From The First Book of Odes


The day being Whitsun we had pigeon for dinner;

but Richmond in the pitted river saw

mudmirrored mackintosh, a wet southwest

wiped and smeared dampness over Twickenham.


Pools on the bustop’s buttoned tarpaulin.

Wimbledon, Wandsworth, Clapham, the Oval.  ‘Lo,

Westminster Palace where the asses jaw!’


Endless disappointed buckshee-hunt!

Suburb and city giftless garden and street,

and the sky alight of an evening stubborn

and mute by day and never rei novae

inter rudes artium homines.

                          Never a spark of sedition

amongst the uneducated workingmen.


Basil Bunting


from The New Book of Odes

      8                     Each fettered ghost slips to his several grave.

Loud intolerant bells (the shrinking nightflower closes

tenderly round its stars to baulk their hectoring)

orate to deaf hills where the olive stirs and dozes

in easeless age, dim to farce of man’s fathoming.

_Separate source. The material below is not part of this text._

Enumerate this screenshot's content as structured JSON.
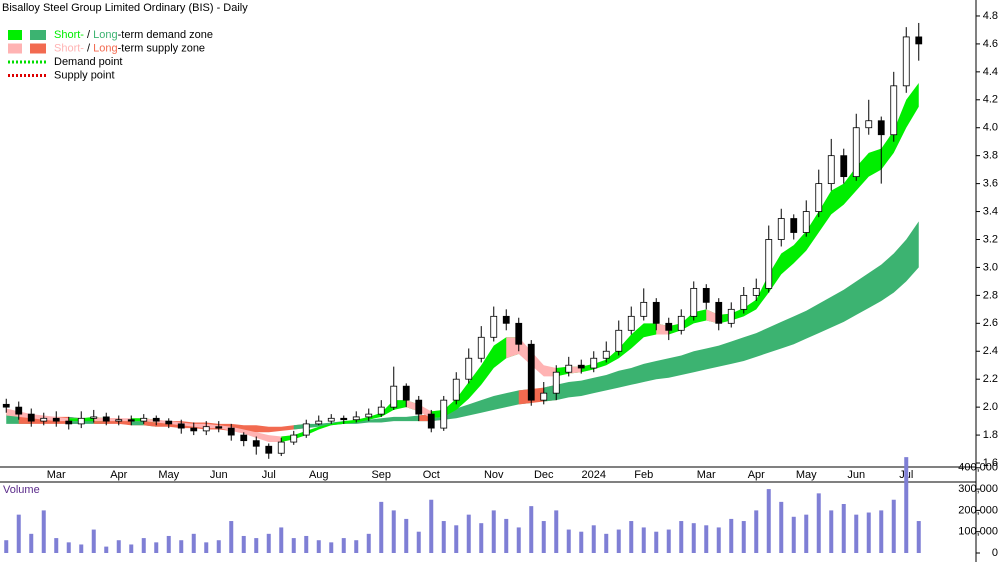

Shepards away!  They toll throngs to your solitude

and their inquisitive harangue will disembody

shames and delights, all private features of your mood,

flay out your latencies, sieve your hopes, fray your shoddy.


The distant gods enorbed in bright indifference

whom we confess creatures or abstracts of our spirit,

unadored, absorbed into the incoherence,

leave desiccated names: rabbits sucked by a ferret.